Missile Damages DHL
Cargo Plane Over Baghdad

By Steve Kirby

BAGHDAD (AFP) - A civilian aircraft belonging to international express courier DHL made an emergency landing in Baghdad Saturday after being hit by a surface-to-air missile in the first successful strike on a plane of the seven-month-old Iraq insurgency.
Nobody was injured in the attack, but it prompted both DHL and Jordanian carrier Royal Wings, the only airline to offer civilian passenger flights into Baghdad, to suspend their services.
"A DHL plane took off from Baghdad airport this morning and was hit by a SAM-7 surface-to-air missile," said a US military official who asked not to be identified.
"It caught fire, it turned around and came back to the airport where it safely landed. The fire was taken out."
Basim al-Waziri, a resident of the southern Yusifiyeh area of the capital, said he saw the missile being fired on the aircraft and hitting its left wing, setting it ablaze.
DHL spokeswoman Patricia Thomson said the Airbus A300 freighter had been flying from Baghdad to the company's Gulf hub in Bahrain when it was forced to return to the Iraqi capital at around 9:30 am (0630 GMT).
"This emergency landing was undertaken successfully. I'm delighted to confirm that all on board escaped any injury," she said in Brussels.
It was the first time that a plane using Baghdad airport had been hit by a missile although eight previous firings had been reported and at least one US military helicopter downed.
All of the previous firings on fixed-wing aircraft had been against military or official planes, not civilian ones, according to the Iraqi transport ministry.

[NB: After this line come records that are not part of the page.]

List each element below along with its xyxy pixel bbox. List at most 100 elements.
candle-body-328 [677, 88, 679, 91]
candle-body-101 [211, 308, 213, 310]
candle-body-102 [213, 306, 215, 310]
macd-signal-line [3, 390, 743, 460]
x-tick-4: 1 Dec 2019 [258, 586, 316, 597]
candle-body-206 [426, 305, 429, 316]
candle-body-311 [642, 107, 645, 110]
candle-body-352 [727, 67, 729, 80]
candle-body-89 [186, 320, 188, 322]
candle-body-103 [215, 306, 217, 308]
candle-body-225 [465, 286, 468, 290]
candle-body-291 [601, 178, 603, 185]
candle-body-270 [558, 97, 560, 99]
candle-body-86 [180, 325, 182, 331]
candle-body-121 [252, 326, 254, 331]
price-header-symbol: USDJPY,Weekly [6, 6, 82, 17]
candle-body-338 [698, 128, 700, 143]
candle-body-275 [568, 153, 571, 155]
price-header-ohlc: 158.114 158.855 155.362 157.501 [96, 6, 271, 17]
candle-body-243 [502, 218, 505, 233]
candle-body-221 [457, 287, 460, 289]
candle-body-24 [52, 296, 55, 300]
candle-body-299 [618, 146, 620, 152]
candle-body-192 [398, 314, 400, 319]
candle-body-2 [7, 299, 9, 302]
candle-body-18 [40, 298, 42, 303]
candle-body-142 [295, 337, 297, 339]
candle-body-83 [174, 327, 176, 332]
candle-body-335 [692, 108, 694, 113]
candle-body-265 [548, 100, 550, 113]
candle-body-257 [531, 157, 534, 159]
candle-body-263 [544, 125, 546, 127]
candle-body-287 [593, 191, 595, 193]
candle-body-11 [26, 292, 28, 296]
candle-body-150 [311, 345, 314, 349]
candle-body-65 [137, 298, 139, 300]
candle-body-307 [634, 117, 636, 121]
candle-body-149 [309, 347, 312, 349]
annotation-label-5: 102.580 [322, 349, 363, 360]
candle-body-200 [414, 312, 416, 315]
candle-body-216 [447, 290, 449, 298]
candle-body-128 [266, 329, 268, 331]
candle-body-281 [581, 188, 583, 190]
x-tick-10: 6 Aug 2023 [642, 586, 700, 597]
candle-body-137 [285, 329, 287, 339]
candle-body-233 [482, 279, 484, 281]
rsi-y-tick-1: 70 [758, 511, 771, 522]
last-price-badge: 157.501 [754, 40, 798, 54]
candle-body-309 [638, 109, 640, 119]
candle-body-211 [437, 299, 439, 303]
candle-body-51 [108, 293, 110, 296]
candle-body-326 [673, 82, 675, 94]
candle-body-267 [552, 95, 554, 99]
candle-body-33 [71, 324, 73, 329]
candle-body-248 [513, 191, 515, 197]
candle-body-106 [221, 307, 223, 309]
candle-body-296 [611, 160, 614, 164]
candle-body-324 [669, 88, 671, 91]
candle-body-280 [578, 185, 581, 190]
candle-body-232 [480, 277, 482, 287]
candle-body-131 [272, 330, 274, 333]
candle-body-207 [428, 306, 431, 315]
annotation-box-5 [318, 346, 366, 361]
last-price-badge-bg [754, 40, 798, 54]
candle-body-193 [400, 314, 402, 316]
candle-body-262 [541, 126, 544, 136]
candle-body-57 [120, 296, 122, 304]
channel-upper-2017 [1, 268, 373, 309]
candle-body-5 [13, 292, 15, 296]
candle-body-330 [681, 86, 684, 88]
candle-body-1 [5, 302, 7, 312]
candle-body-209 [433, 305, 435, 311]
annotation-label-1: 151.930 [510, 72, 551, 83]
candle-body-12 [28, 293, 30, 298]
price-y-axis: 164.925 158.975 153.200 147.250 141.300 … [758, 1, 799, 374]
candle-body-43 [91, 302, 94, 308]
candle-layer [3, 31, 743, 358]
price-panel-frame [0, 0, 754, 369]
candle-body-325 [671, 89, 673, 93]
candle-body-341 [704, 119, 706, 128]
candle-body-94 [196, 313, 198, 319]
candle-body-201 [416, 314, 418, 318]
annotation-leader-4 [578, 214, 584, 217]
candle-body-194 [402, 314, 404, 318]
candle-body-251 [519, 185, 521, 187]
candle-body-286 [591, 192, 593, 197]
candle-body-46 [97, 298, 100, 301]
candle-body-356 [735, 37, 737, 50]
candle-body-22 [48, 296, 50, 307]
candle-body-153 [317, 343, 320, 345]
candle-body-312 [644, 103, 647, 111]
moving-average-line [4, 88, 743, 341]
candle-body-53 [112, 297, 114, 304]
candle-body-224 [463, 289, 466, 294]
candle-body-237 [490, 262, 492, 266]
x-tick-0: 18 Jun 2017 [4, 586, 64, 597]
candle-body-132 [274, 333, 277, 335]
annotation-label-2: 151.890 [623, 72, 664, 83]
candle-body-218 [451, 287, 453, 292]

The strike prompted DHL to announce it had halted its flights temporarily while it considered the longer term future of its service. Royal Jordanian, parent company of Royal Wings, announced a longer suspension.
"Certainly for today our operations are suspended and I would imagine for tomorrow also," DHL's spokeswoman said.
"At the moment there are discussions ongoing as to whether we will actually suspend operations (for the long term)," said Thomson. The discussions are "at the most senior level with the relevant aviation authorities."
The formerly US-owned courier, now owned by German giant Deutsche Post, has been operating an average of three flights a day into the Iraqi capital, carrying US government mail and humanitarian aid as well more routine packages and documents.
Royal Jordanian said it was cancelling Royal Wings flights from Amman to Baghdad until at least Wednesday.
"After November 25, the company will decide if it will restart its flights to Baghdad or not," an official said.
Its three-month-old service, which became daily this month, has been open only to journalists, businessmen, aid workers, coalition officials and members of Iraq's US-installed interim Governing Council.
The SA-7, made by Russian firm Strella, has a range of up to 3,200 metres (3,500 yards) and has proved an ideal weapon for insurgents fighting the US-led occupation as it is fired by a single person.
Thousands of them were bought by Saddam Hussein's regime and many fell into civilian hands after the collapse of his armed forces during the spring invasion.
The coalition has set up a buy-back programme in an attempt to get the weapons off the streets but acknowledges that hundreds probably remain in the hands of their foes.
The missile threat has prevented the full reopening of Baghdad airport despite huge interest from international carriers including British Airways, the Netherlands' KLM and Scandinavian firm SAS, as well as regional airlines.
Iraq's interim transport minister Benham Polis told AFP earlier this month that he had asked US civilian administrator Paul Bremer for permission to begin scheduled passenger flights this week.
But in the light of the persistent missile threat, that authorization is likely to continue to be withheld.